Een massieve plank kun je schuren tot ongeveer 2 mm boven de mes en groef. En dat is, afhankelijk van de plank, 3 tot 5 mm. Een multiplank met een (dikke) massieve toplaag kun je dus even vaak schuren!

3. Er bestaan massieve planken die niet werken.

Onzin! Oud hout, kaasplanken, tropisch hout; het werkt allemaal en zal blijven werken!

4. Er bestaan meerlaagse planken die niet werken.
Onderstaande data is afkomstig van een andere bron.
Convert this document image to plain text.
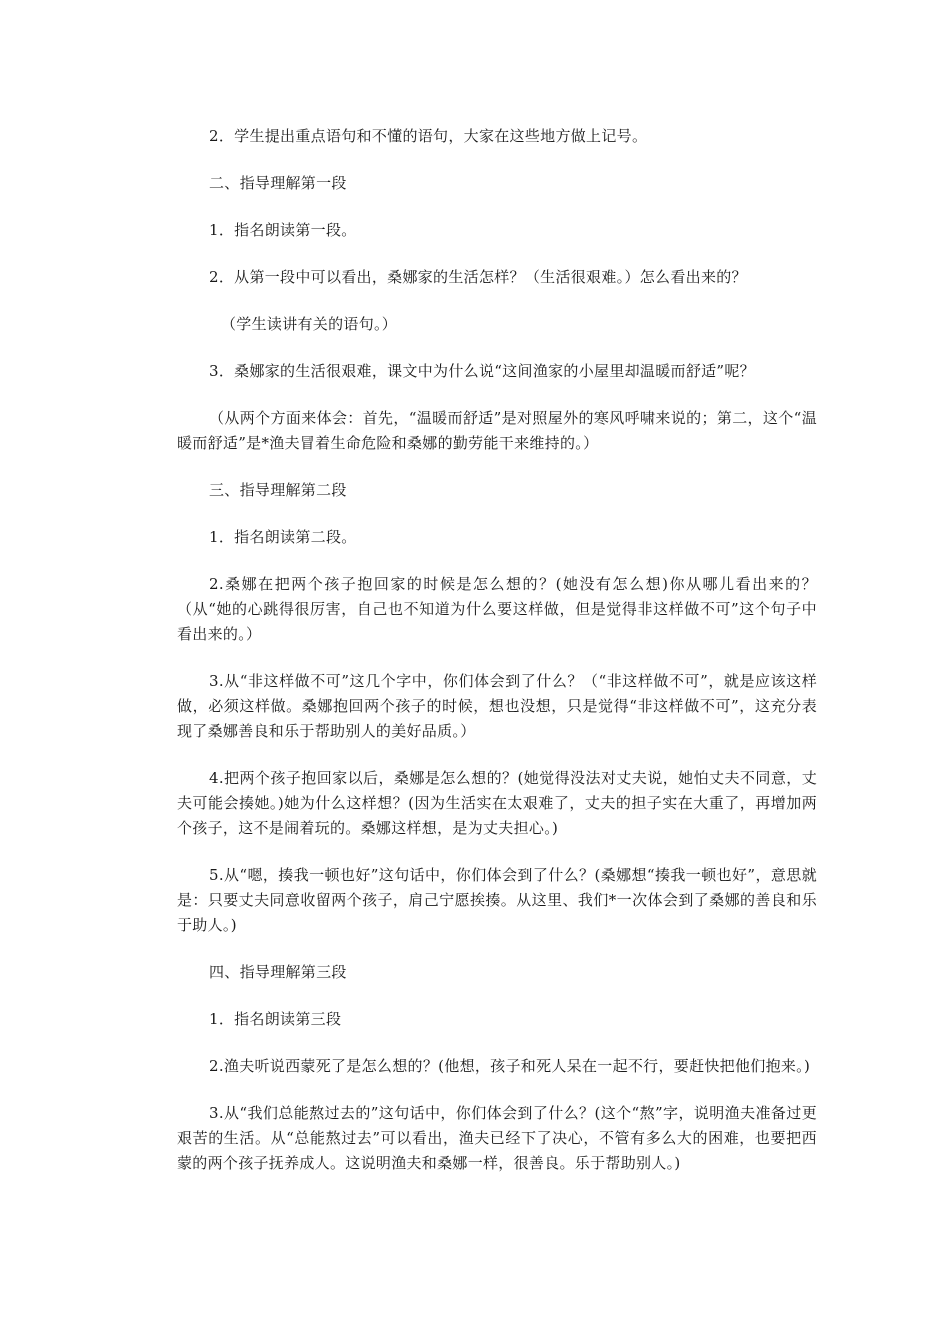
2．学生提出重点语句和不懂的语句，大家在这些地方做上记号。

二、指导理解第一段

1．指名朗读第一段。

2．从第一段中可以看出，桑娜家的生活怎样？（生活很艰难。）怎么看出来的？

（学生读讲有关的语句。）

3．桑娜家的生活很艰难，课文中为什么说“这间渔家的小屋里却温暖而舒适”呢？

（从两个方面来体会：首先，“温暖而舒适”是对照屋外的寒风呼啸来说的；第二，这个“温暖而舒适”是*渔夫冒着生命危险和桑娜的勤劳能干来维持的。）

三、指导理解第二段

1．指名朗读第二段。

2.桑娜在把两个孩子抱回家的时候是怎么想的？(她没有怎么想)你从哪儿看出来的？（从“她的心跳得很厉害，自己也不知道为什么要这样做，但是觉得非这样做不可”这个句子中看出来的。）

3.从“非这样做不可”这几个字中，你们体会到了什么？（“非这样做不可”，就是应该这样做，必须这样做。桑娜抱回两个孩子的时候，想也没想，只是觉得“非这样做不可”，这充分表现了桑娜善良和乐于帮助别人的美好品质。）

4.把两个孩子抱回家以后，桑娜是怎么想的？(她觉得没法对丈夫说，她怕丈夫不同意，丈夫可能会揍她。)她为什么这样想？(因为生活实在太艰难了，丈夫的担子实在大重了，再增加两个孩子，这不是闹着玩的。桑娜这样想，是为丈夫担心。)

5.从“嗯，揍我一顿也好”这句话中，你们体会到了什么？(桑娜想“揍我一顿也好”，意思就是：只要丈夫同意收留两个孩子，肩己宁愿挨揍。从这里、我们*一次体会到了桑娜的善良和乐于助人。)

四、指导理解第三段

1．指名朗读第三段

2.渔夫听说西蒙死了是怎么想的？(他想，孩子和死人呆在一起不行，要赶快把他们抱来。)

3.从“我们总能熬过去的”这句话中，你们体会到了什么？(这个“熬”字，说明渔夫准备过更艰苦的生活。从“总能熬过去”可以看出，渔夫已经下了决心，不管有多么大的困难，也要把西蒙的两个孩子抚养成人。这说明渔夫和桑娜一样，很善良。乐于帮助别人。)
Helaas! Ondanks dat meerlaagse planken de risico’s verkleinen en een stuk stabieler zijn dan massieve planken, kunnen ook meerlaagse planken een beetje werken. Daarom krijg je van ons bij aanschaf van een houten vloer een hygrometer, zodat je je luchtvochtigheid in de gaten kunt houden. Bij een stabiele luchtvochtigheid zal de vloer nagenoeg niet werken. Mocht de luchtvochtigheid te laag zijn (dit is in de winter vaak het geval), dan is het raadzaam een luchtbevochtiger aan te schaffen, zie daarvoor onze mooie collectie StadlerForm luchtbevochtigers.

5. Gebruik spanveren bij meerlaagse planken.

Spanveren hebben alleen echt toegevoegde waarde bij massieve planken die zwevend gelegd worden.  Bij multiplanken hebben de spanveren nauwelijks toegevoegde waarde en kunnen ze tot gekraak in je vloer leiden.